The essay “In defense of not-invented-here syndrome” Joel attacks code reuse. Yes, this hurt a little bit, even though I believe I have come to agree with his argument. He points out the reuse is frequently proposed by “architecture astronauts” that don’t have to deliver working code (ouch). And that dependencies in code, whether caused by reuse or not, lead to breakage. An example of this, albeit not from Joel, is the so called “brittle base class” problem, where a change in a base class breaks all the derived classes, often in subtle ways. He proposes reusing code where it makes sense, but if the code implements a core function, do it yourself. He recognizes (although not necessarily in this particular essay) that this is also the rule for when to outsource business functions and when not to. If you are a software development company and your revenue stream depends on developing software, do not outsource software development. Payroll, yes. Accounts receivable, yes. But not core business functions.

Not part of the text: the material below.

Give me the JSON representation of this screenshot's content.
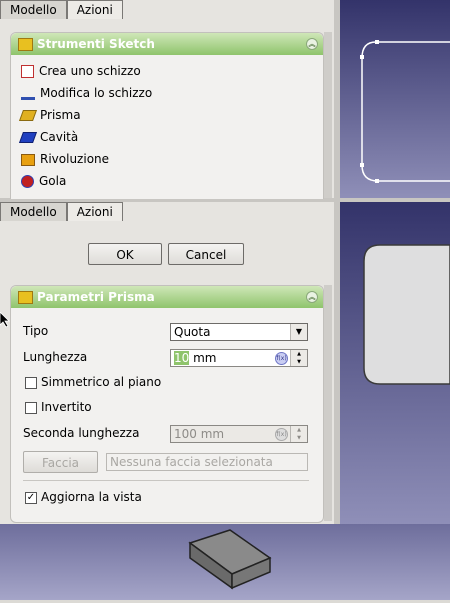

In a series of five essays on software business strategy, he compares the Ben & Jerry’s business model (lots of competitors, commodity product, no customer lock-in, slow and sustainable growth to acquire market share, corporate culture is important, if all fails you won’t lose too much money) with the Amazon model (no competitors yet, must rush to acquire market share at all costs before they show up, things are moving so quickly that corporate culture is impossible, you have a tiny chance to becoming a billionaire, a much larger chance of squandering hundreds of millions). He discusses the myth of bloatware: yes, Microsoft applications have grown a lot in successive releases, but given the reduction in the cost of processing power and memory, they’ve actually gotten smaller in terms of their “dollar footprint” (my term). He talks about the application of the microeconomic concepts of substitutes and complements to software development, and in so doing gave me some nomenclature for what I was trying to accomplish in the late lamented DETRE effort on the IPEI project: a substitute is a product you might by if the product you really wanted was too expensive; a complement is a product that you buy in conjunction with another product. “Smart companies try to commoditize their products’ complements.” I was trying to commoditize the embedded operating system, to lower the cost of application firmware. Too bad I was too ignorant at the time to see this. Joel points out that this is why companies support open source development: they are supporting the development of a complement to whatever product (typically hardware) they sell to generate revenue. (Joel isn’t too complimentary of Sun Microsystems, whose marketing strategy neither he nor apparently anyone else can quite figure out.)
I have described only a fraction of the material in the book. I can recommend Joel on Software, both the book and the weblog, as long as the reader keeps in mind that Joel is writing about his own specific world. His essays are both insightful and entertaining, even though they sometimes come across as more of a rant and rave (this is true of even the better ones).